What I'd tell a new solo founder

Buy Claude Pro on day one. Add Cursor within the first week. Put everything else on free tiers until you have revenue that justifies upgrading.

The mistake I see is spending $200/month on tools before validating that anyone wants what you're building. The AI stack for an indie hacker doesn't need to be expensive — it needs to be fast. Same principle as shipping before you're ready: get signal from real users before optimizing infrastructure. If you want the bigger picture on why I build this way, the CS degree vs. indie hacking post covers the career reasoning. And if you want the full strategy for how to build an AI product from scratch — not just the tools, but the problem selection, pricing, and distribution — the complete indie hacker AI product guide puts it all together.


FAQ

What AI tools do indie hackers actually use? Most solo founders use Claude or ChatGPT for coding and writing ($20/month), Cursor as an AI-powered IDE ($20/month), Vercel for hosting (free to $20/month), and Supabase for the database (free tier). Total AI tooling spend for a two-product indie hacker is typically $70-100/month.

Is Claude or ChatGPT better for indie hackers? Claude is better for coding and long-context tasks like reading an entire codebase or writing detailed documentation. ChatGPT has broader integrations. Most indie hackers who use both end up keeping only Claude — the quality gap for code generation and writing is real.

How much do AI tools cost for a solo founder? Running two SaaS products with a full AI stack costs roughly $69-90/month: Claude Pro ($20), Cursor ($20), Vercel Pro ($20), Supabase free tier ($0), and smaller tools for automation and support. GitHub Copilot ($10/month) is redundant if you're already using Cursor.

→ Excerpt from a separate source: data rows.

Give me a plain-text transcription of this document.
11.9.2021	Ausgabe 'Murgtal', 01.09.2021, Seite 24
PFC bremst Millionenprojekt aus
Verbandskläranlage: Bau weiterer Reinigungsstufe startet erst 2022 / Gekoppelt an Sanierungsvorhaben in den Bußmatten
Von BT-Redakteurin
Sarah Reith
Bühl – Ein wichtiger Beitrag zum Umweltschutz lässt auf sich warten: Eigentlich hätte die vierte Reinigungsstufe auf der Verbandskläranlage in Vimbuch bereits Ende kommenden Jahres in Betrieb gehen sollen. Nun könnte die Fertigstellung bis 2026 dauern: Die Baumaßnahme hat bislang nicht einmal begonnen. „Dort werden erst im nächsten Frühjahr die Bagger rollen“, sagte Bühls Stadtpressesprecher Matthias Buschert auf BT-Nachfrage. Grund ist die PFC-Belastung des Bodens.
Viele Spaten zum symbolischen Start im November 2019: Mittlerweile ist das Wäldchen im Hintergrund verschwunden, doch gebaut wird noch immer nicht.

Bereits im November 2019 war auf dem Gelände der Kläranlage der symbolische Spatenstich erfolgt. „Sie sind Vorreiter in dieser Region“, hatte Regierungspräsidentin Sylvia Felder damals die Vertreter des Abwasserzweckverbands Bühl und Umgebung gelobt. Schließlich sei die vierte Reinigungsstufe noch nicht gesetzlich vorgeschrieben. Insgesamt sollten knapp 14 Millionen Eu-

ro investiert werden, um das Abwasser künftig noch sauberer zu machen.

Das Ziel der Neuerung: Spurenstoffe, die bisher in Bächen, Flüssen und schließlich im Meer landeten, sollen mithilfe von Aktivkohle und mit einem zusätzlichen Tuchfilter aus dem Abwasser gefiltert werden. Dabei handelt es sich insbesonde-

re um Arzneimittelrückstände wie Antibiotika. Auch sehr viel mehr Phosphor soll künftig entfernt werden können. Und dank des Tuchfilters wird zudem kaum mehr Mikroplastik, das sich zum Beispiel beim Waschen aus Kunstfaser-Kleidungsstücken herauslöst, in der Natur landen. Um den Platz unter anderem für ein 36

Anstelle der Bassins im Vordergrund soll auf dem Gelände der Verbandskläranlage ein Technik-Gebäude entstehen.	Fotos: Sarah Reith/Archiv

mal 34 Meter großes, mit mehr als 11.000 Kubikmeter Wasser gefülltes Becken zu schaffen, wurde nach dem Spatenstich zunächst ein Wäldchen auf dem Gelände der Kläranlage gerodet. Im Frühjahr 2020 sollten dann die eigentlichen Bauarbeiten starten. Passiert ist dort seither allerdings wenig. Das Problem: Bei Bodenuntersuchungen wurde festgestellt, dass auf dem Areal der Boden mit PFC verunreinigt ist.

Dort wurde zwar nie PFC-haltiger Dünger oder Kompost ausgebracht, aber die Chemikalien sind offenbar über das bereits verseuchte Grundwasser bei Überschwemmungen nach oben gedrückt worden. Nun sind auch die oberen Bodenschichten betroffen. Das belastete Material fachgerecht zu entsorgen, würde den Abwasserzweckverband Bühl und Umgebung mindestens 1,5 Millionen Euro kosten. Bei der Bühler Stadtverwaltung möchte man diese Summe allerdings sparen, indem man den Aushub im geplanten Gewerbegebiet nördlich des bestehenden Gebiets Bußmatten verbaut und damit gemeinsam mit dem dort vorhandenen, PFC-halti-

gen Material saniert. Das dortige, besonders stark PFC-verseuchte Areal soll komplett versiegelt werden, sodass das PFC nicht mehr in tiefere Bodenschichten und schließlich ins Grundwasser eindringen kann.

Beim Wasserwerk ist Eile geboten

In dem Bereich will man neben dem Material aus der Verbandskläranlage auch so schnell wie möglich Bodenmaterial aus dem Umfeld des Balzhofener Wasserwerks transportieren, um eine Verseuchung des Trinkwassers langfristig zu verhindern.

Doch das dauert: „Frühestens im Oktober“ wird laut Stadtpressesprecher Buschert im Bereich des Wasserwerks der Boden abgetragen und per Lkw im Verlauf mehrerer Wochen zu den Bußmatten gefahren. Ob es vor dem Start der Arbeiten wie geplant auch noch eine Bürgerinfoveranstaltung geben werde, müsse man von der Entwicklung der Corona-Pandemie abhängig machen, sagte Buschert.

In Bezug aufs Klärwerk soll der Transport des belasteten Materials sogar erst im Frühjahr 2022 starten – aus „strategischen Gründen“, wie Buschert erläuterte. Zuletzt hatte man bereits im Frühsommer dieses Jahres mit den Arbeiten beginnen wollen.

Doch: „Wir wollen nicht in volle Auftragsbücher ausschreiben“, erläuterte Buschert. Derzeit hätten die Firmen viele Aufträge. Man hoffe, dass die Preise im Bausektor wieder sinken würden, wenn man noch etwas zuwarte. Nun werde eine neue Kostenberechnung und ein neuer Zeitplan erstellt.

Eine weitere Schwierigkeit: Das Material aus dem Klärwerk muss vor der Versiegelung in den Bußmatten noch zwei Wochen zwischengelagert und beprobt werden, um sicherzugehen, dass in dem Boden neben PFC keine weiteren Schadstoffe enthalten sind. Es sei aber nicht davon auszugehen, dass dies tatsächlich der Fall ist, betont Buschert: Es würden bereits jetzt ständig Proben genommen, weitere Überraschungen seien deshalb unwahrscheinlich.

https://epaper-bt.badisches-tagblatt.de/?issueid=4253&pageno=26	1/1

What AI tools are not worth it for indie hackers? GitHub Copilot is not worth $10/month if you already use Cursor. Cursor's AI completions are better integrated and context-aware. Copilot makes sense if you're locked into VS Code for team reasons, but for a solo founder with full control of their toolchain, it's a redundant subscription.

Can you build a SaaS with AI tools on a tight budget? Yes. DocAPI and FarmPosts were both built on under $100/month of AI tooling. The free tiers on Supabase and Vercel handle early-stage traffic. The two paid tools that matter most are Claude Pro and Cursor — together $40/month — which cover the majority of coding, writing, and research.